For days of quarantine, after we have our own spaces of thoughts and rituals, we convene in the verandah.

Cairil, lighting his kretek and handing me over a stick.

I can see Gibran with his pipe, Rumi holding a glass of wine that he saluted with Neruda, and Tagore slowly sipping his chai.

We would start talking about love. The madmen in Gibran and Cairil gets a bit extreme in their intepretation but what I enjoy most is when everyone calms down as Tagore broke all arguments singing his praises of love. Fair enough. We needed entertainment and a fight over the word love is not one of it.

Neruda gets distracted easily when there’s a brush of wind or a leaf flying onto the verandah. It’s the little things that he relates to the most.

I am amazed at Rumi as he stood up during Tagore’s singing and starts twirling around, dervishly. Cairil smirked in his judgemental boyish ala James Dean face. Of course he wouldn’t be alone if Kerouac is around, but this House can only fit the six of us.

I was the only girl but with these guys, gender don’t matter. Age don’t matter.
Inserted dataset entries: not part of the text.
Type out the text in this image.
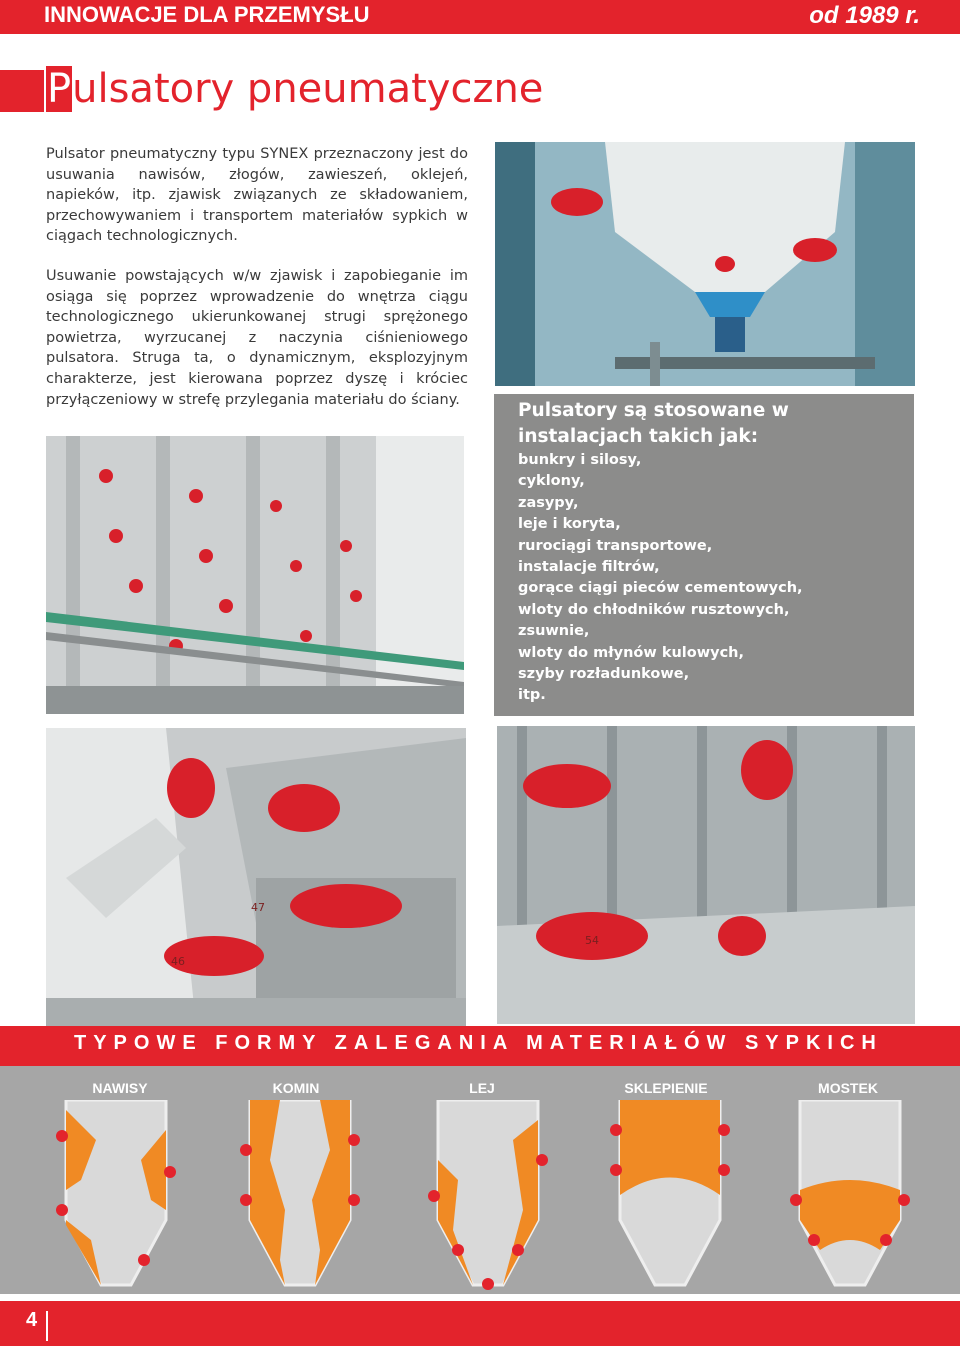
INNOWACJE DLA PRZEMYSŁU	od 1989 r.
Pulsatory pneumatyczne

Pulsator pneumatyczny typu SYNEX przeznaczony jest do usuwania nawisów, złogów, zawieszeń, oklejeń, napieków, itp. zjawisk związanych ze składowaniem, przechowywaniem i transportem materiałów sypkich w ciągach technologicznych.

Usuwanie powstających w/w zjawisk i zapobieganie im osiąga się poprzez wprowadzenie do wnętrza ciągu technologicznego ukierunkowanej strugi sprężonego powietrza, wyrzucanej z naczynia ciśnieniowego pulsatora. Struga ta, o dynamicznym, eksplozyjnym charakterze, jest kierowana poprzez dyszę i króciec przyłączeniowy w strefę przylegania materiału do ściany.

Pulsatory są stosowane w instalacjach takich jak:
bunkry i silosy,
cyklony,
zasypy,
leje i koryta,
rurociągi transportowe,
instalacje filtrów,
gorące ciągi pieców cementowych,
wloty do chłodników rusztowych,
zsuwnie,
wloty do młynów kulowych,
szyby rozładunkowe,
itp.
47
46
54
TYPOWE FORMY ZALEGANIA MATERIAŁÓW SYPKICH
NAWISY	KOMIN	LEJ	SKLEPIENIE	MOSTEK
4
Our thoughts run fluidly out of our brains through our vocal chords – being it in melody or just pure stiff sound of verbal expression.

For days and days, we ask questions to each other and share our sides of the answers. We agreed to disagree. Whenever things get heated up, the space between us were filled with a creative energy that makes us dance, love and sing.

We drink a lot of wine, and smoke a lot of cigarettes.

We share our loaves of bread, and the food we make during our isolation from each other.

It felt like an artist residency that we didn’t have to produce a work of collaboration, but what is most important is that we shared our space, our thoughts, our food, our drinks, our time, to make our own work a tiny bit better than it already has been.